The CSV file can of course be created manually. The remainder of this notebook also contains some code which can help you to make such a file. 


## Collect all the file names

Firstly, if you have made a directory containing all the files in your corpus, we can collect all path to these files, and save these in a list named `corpus`. 

In [2]:
dir = 'Corpus'
corpus = []

for file in os.listdir(dir):
    if not(re.search(r'^\.' , file)): 
        path = os.path.join(dir,file)
        corpus.append(path)

## Collect all the titles

If the file names reflect the titles of your texts, these titles can be extracted using the finction that is dfefined below. 

In [3]:
def extract_title(path):
    title = os.path.basename(path)
    title = re.sub( r'[.]txt$' , '' , title )
    return title

Using the list named `corpus` that was created earlier, the CSV file can already be generated partly. 

In [4]:
## The header
print('path,title')

for title in corpus:
    print(f'{title},{extract_title(title)}')

path,title
Corpus\A_Confederate_Girls_Diary.txt,A_Confederate_Girls_Diary
Corpus\A_Diary_from_Dixie.txt,A_Diary_from_Dixie
Corpus\A_Virginia_Girl_in_the_Civil_War.txt,A_Virginia_Girl_in_the_Civil_War
Corpus\A_Womans_Wartime_Journal.txt,A_Womans_Wartime_Journal
Corpus\A_Womans_War_Record.txt,A_Womans_War_Record
Corpus\Belle_Boyd_in_Camp_and_Prison_Vol1.txt,Belle_Boyd_in_Camp_and_Prison_Vol1
Corpus\Belle_Boyd_in_Camp_and_Prison_Vol2.txt,Belle_Boyd_in_Camp_and_Prison_Vol2
Corpus\Diary_of_Belle_Edmondson.txt,Diary_of_Belle_Edmondson
Corpus\Reminiscences_of_the_Civil_War.txt,Reminiscences_of_the_Civil_War
Corpus\The_War-Time_Journal_of_a_Georgia_Girl.txt,The_War-Time_Journal_of_a_Georgia_Girl
Corpus\Two_Diaries_from_Middle_St._Johns.txt,Two_Diaries_from_Middle_St._Johns


## Adding additional fields

The input below can help you to add additional fields.

In [5]:
nr_columns = int(input( "How many columns would you like to add?\n"))
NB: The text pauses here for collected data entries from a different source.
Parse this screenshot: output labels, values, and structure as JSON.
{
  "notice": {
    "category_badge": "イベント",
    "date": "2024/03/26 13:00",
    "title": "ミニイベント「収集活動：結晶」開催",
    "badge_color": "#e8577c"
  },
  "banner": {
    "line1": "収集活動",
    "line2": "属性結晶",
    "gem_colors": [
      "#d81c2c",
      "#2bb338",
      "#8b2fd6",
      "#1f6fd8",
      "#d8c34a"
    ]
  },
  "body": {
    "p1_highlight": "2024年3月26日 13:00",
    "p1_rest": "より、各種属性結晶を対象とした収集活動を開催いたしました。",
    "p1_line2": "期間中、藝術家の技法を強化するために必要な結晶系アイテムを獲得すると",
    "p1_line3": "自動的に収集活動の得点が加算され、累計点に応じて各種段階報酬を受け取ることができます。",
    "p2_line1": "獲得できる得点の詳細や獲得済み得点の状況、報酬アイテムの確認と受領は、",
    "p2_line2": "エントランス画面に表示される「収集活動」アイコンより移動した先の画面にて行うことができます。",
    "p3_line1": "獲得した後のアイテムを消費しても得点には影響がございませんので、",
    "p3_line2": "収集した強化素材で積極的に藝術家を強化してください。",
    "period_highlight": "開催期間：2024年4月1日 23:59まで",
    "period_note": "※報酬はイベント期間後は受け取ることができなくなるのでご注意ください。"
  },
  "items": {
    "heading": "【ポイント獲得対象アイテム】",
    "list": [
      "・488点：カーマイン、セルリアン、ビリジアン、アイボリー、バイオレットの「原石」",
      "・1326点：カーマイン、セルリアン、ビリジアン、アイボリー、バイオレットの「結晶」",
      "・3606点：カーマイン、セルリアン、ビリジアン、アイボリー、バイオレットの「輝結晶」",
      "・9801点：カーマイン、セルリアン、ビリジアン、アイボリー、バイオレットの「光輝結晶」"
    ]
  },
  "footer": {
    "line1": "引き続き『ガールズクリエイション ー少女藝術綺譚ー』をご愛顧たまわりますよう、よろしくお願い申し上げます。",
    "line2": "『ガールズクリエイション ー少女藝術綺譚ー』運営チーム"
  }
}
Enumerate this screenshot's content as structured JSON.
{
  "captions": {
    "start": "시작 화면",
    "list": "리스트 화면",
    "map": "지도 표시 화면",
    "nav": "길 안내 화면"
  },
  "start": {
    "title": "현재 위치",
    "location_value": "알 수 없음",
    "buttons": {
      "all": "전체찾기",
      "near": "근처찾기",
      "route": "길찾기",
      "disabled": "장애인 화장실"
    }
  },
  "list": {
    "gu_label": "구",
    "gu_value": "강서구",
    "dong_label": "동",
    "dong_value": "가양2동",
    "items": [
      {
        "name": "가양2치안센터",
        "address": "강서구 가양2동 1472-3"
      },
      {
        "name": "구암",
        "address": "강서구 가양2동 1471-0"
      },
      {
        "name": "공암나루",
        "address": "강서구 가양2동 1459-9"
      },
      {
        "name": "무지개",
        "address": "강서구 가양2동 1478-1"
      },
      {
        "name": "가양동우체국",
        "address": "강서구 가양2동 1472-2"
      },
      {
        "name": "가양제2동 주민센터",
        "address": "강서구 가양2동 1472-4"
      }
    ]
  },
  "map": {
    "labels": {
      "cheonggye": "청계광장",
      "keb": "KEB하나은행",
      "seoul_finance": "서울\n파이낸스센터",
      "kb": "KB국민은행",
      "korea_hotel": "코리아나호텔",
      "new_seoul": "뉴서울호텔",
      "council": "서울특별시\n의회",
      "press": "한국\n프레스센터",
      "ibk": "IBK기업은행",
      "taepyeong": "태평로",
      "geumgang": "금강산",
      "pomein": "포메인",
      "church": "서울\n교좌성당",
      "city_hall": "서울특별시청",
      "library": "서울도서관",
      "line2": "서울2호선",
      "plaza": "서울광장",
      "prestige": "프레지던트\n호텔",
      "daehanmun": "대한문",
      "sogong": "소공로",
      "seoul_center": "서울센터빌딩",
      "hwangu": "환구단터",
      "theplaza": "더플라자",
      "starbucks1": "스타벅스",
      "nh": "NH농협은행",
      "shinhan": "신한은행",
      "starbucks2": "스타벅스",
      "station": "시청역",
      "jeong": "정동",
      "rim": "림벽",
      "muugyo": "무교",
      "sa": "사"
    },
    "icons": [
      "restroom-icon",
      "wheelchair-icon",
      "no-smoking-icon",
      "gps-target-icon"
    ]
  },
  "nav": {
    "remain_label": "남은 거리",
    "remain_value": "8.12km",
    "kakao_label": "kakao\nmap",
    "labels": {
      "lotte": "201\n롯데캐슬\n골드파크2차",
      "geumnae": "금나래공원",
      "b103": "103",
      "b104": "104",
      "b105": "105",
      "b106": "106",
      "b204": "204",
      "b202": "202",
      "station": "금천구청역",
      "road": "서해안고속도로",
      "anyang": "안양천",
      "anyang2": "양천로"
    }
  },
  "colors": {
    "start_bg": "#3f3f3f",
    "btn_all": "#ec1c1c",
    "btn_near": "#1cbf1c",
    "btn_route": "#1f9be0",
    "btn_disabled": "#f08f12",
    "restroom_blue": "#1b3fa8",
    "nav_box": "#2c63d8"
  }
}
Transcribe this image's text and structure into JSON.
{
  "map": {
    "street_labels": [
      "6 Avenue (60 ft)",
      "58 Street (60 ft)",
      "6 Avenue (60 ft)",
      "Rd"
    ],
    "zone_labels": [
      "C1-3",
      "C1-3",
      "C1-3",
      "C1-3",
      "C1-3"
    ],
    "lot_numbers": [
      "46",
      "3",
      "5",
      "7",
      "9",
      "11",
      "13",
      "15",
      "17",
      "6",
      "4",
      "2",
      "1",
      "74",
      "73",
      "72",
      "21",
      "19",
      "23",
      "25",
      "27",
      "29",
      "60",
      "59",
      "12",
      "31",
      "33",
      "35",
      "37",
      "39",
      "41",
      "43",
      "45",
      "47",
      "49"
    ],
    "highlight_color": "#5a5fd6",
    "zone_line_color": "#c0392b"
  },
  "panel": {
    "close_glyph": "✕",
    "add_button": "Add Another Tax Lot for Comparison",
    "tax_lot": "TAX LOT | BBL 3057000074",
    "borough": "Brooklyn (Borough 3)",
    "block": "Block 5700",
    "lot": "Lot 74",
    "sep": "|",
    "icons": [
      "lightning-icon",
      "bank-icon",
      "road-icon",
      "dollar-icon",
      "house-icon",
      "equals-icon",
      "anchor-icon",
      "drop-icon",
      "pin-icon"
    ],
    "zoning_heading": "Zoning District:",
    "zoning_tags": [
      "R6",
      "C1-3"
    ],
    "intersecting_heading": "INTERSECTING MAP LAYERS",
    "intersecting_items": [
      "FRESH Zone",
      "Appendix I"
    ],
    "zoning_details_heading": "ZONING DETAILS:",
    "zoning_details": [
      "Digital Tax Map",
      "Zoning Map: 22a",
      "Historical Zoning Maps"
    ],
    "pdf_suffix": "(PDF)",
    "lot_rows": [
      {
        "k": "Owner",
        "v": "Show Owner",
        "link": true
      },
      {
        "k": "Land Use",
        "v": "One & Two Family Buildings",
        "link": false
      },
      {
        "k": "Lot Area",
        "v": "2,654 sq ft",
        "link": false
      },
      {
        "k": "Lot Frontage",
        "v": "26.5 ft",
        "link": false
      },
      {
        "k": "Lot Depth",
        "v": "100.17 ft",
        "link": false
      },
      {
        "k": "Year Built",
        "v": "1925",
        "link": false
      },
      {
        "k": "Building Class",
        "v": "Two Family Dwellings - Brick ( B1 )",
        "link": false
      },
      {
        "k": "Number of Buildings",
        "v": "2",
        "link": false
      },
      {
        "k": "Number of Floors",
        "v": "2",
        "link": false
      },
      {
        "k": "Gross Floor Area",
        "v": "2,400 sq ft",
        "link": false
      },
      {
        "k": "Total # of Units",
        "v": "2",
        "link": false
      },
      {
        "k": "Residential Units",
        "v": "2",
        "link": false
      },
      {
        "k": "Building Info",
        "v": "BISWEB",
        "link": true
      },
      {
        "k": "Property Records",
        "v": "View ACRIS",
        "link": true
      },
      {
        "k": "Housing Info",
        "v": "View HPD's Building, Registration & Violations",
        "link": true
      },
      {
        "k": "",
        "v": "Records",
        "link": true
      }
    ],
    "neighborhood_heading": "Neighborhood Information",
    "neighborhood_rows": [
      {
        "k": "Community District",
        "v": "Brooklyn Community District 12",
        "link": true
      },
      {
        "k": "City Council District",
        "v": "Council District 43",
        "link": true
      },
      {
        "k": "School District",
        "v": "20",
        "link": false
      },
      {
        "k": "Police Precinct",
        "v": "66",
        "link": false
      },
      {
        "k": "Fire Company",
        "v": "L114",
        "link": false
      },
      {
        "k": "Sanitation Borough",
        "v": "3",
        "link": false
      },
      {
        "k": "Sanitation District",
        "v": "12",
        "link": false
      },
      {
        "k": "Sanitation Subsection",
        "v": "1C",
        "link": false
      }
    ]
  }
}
How many columns would you like to add?
4


In [6]:
column_names = []
for column in range(1,nr_columns+1):
    column_name = input( f"Name of column {column}:\n")
    column_names.append(column_name)
    

Name of column 1:
first- vs. second-hand account
Name of column 2:
years described
Name of column 3:
year of publication
Name of column 4:
age of the author


In [7]:
csv = []
for file in corpus:
    print(f'{extract_title(file)}:')
    row = []
    row.extend([file,extract_title(file)])
    for column_name in column_names:
        value = input(f"{column_name}: ")
        row.append(value)
    csv.append(row)

A_Confederate_Girls_Diary:
first- vs. second-hand account: first-hand
years described: 1862-1865
year of publication: 1913
age of the author: 20-23
A_Diary_from_Dixie:
first- vs. second-hand account: first-hand
years described: 1860-1865
year of publication: 1905
age of the author: 37-42
A_Virginia_Girl_in_the_Civil_War:
first- vs. second-hand account: second-hand
years described: 1861-1865
year of publication: 1903
age of the author: 4-8 (during years described) / 46 (at time of publication)
A_Womans_Wartime_Journal:
first- vs. second-hand account: first-hand
years described: 1864-1865
year of publication: 1918
age of the author: 47-48
A_Womans_War_Record:
first- vs. second-hand account: first-hand
years described: 1861-1865
year of publication: 1889
age of the author: 19-23
Belle_Boyd_in_Camp_and_Prison_Vol1:
first- vs. second-hand account: first-hand
years described: 1860-1863
year of publication: 1865
age of the author: 16-19
Belle_Boyd_in_Camp_and_Prison_Vol2:
first- vs. second-ha

In [8]:
column_names = ['path','title'] + column_names
print(column_names)

['path', 'title', 'first- vs. second-hand account', 'years described', 'year of publication', 'age of the author']


The values that were collected in this way will finally be saved as a CSV file named `metadata.csv`. 

In [9]:
df = pd.DataFrame(csv, columns = column_names )
df.to_csv('metadata.csv' , index=False)